What a week... I really have no clue where to even begin.
Well on a positive note, I am now 15 weeks!!! Only about 3 more weeks until we can find out the sex of our baby! Its sooooo exciting! The weekly update said: Your growing baby now measures about 4 inches long, crown to rump, and weighs in at about 2 1/2 ounces (about the size of an apple). She's busy moving amniotic fluid through her nose and upper respiratory tract, which helps the primitive air sacs in her lungs begin to develop. Her legs are growing longer than her arms now, and she can move all of her joints and limbs. Although her eyelids are still fused shut, she can sense light. If you shine a flashlight at your tummy, for instance, she's likely to move away from the beam. There's not much for your baby to taste at this point, but she is forming taste buds. Finally, if you have an ultrasound this week, you may be able to find out whether your baby's a boy or a girl! (Don't be too disappointed if it remains a mystery, though. Nailing down your baby's sex depends on the clarity of the picture and on your baby's position. He or she may be modestly curled up or turned in such a way as to "hide the goods.")
On a not so positive note...It has been one of the toughest weeks of my life. My step-dad, was injured badly in an accident at work. My mom got the news while she was at work and she really wasn't sure of how bad it really was. She called my husband, to tell him what she knew. She was scared to tell me, since i was preg. She just really didn't know how to handle the situation. Cory told me what she had said and that she was going to the ER and that she didn't want me to come up there just yet, until she knew more. Well, cory and I both knew that I wasn't going to just sit at home and wait for the news, so I got ready and flew up there. I had this horrible feeling that it was really bad. When I got to the ER, my mom was standing there crying, came and gave me a hug and said it wasn't good. She said that he had an accident on the scrapper and was severely injured but wasn't sure if he was alive or not yet. I started crying of course, because it seemed like a horrible nightmare. Now, we got to wait for tests to come back on his brain waves, to see if there was any activity and also to see if he had any broken bones. At this point, Mom and I both felt like he was gone but weren't for sure. The nurse came in the deliver somewhat of good news. She said that he had no broken bones and he had some brain activity, she didn't say how much. She also said that they had to sadate him to life flight him to St. Francis, in Wichita. At this time, mom and I got to go back and see him before we headed to Wichita. We both did good and were very strong. We told him we loved him and to hang in there and we would be by his side when he got to Wichita.

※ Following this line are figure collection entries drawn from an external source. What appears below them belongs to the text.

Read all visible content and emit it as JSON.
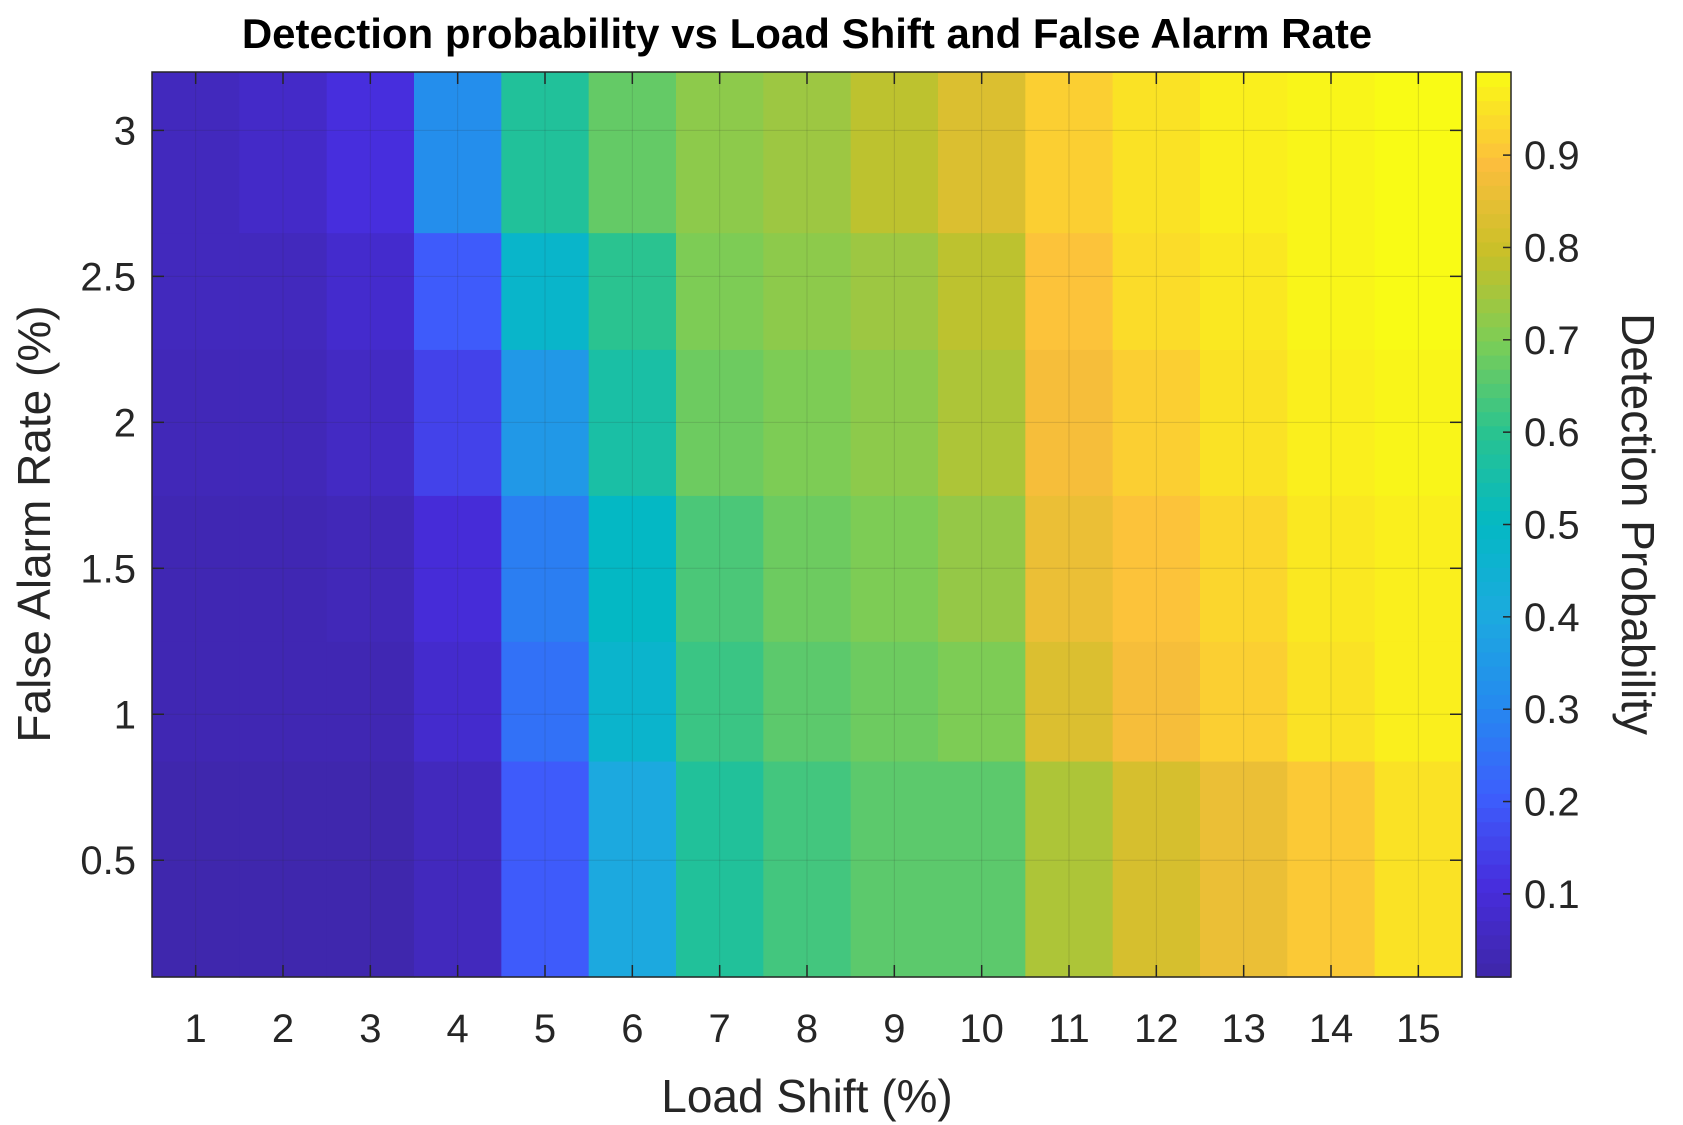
{
  "chart_data": {
    "type": "heatmap",
    "title": "Detection probability vs Load Shift and False Alarm Rate",
    "xlabel": "Load Shift (%)",
    "ylabel": "False Alarm Rate (%)",
    "colorbar_label": "Detection Probability",
    "colormap": "parula",
    "x_ticks": [
      "1",
      "2",
      "3",
      "4",
      "5",
      "6",
      "7",
      "8",
      "9",
      "10",
      "11",
      "12",
      "13",
      "14",
      "15"
    ],
    "y_ticks": [
      "0.5",
      "1",
      "1.5",
      "2",
      "2.5",
      "3"
    ],
    "colorbar_ticks": [
      "0.1",
      "0.2",
      "0.3",
      "0.4",
      "0.5",
      "0.6",
      "0.7",
      "0.8",
      "0.9"
    ],
    "x": [
      1,
      2,
      3,
      4,
      5,
      6,
      7,
      8,
      9,
      10,
      11,
      12,
      13,
      14,
      15
    ],
    "x_range": [
      0.5,
      15.5
    ],
    "y_range": [
      0.1,
      3.2
    ],
    "clim": [
      0.01,
      0.99
    ],
    "grid": true,
    "series": [
      {
        "y_range": [
          0.1,
          0.84
        ],
        "values": [
          0.02,
          0.02,
          0.02,
          0.05,
          0.2,
          0.4,
          0.58,
          0.63,
          0.66,
          0.66,
          0.76,
          0.82,
          0.86,
          0.91,
          0.95
        ]
      },
      {
        "y_range": [
          0.84,
          1.25
        ],
        "values": [
          0.03,
          0.03,
          0.03,
          0.08,
          0.25,
          0.47,
          0.62,
          0.66,
          0.68,
          0.7,
          0.83,
          0.88,
          0.92,
          0.95,
          0.97
        ]
      },
      {
        "y_range": [
          1.25,
          1.75
        ],
        "values": [
          0.03,
          0.03,
          0.04,
          0.1,
          0.28,
          0.5,
          0.64,
          0.68,
          0.7,
          0.73,
          0.86,
          0.9,
          0.93,
          0.96,
          0.97
        ]
      },
      {
        "y_range": [
          1.75,
          2.25
        ],
        "values": [
          0.04,
          0.04,
          0.06,
          0.15,
          0.35,
          0.56,
          0.68,
          0.7,
          0.72,
          0.76,
          0.88,
          0.92,
          0.95,
          0.97,
          0.98
        ]
      },
      {
        "y_range": [
          2.25,
          2.65
        ],
        "values": [
          0.05,
          0.05,
          0.08,
          0.2,
          0.48,
          0.6,
          0.7,
          0.72,
          0.74,
          0.78,
          0.9,
          0.94,
          0.96,
          0.98,
          0.99
        ]
      },
      {
        "y_range": [
          2.65,
          3.2
        ],
        "values": [
          0.05,
          0.07,
          0.11,
          0.32,
          0.58,
          0.67,
          0.72,
          0.74,
          0.78,
          0.83,
          0.92,
          0.95,
          0.97,
          0.98,
          0.99
        ]
      }
    ]
  }
}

When we got to Wichita, we really didn't know how bad of shape he was in. He had severe head trama and was not breathing on his own but his heart was beating on its own, so that was a good sign. It was like the doctors would tell us things that were good and then things that weren't so good and we would focus on the good things and stay positive. In reality, we didn't know if the bad things outweighed the good or vis versa. Well it was a long two and a half days of waiting for progress, progress that we never got. We got to see him four times a day for only 30 mins at a time. It seemed like those 30 mins went by like seconds because we wanted to be with him every minute we were there and we couldn't. After two and a half days of him fighting, he just couldn't hang on anymore. His vitals were decreasing, his brain pressure was elevating, and the doctors were out of options. Mom made the decision to take him off of the meds and let him go. The docs said that he would go in the matter of minutes and he wouldn't feel any pain so that's what she decided to do. His will was to not be kept alive with machines and medicine and so when we knew there was no chance of survival the decision had to come.
Today, after all the arrangements have been made and the funeral is over, we are trying to get our lives back to somewhat of a normal. Its very hard when it doesn't include a very close loved one but we have to move on and just remember the good memories we got to have with him. Its going to be a very long and tuff journey but it can be done.
So, I feel like I now know why it took my husband and I a year and a half to get pregnant. I truely feel, in my heart, that this baby is supposed to give us all something to look forward to that is positive and help our hearts heal from all the sadness. It breaks my heart that he won't be here to see his first grandchild, be in this world but I know that everything happens for a reason and God has different plans for all of us. To me, its a little ironic that I was only a few days into my 2nd trimester (safe zone) when all of this happend and now we are only about 2 weeks from finding out the sex of the baby and getting to plan the nursery, buy clothes, etc. Its going to be a long healing process but at the same time I am so excited to find out the sex of the baby that it comforts my sadness and I feel like it does for all of my family.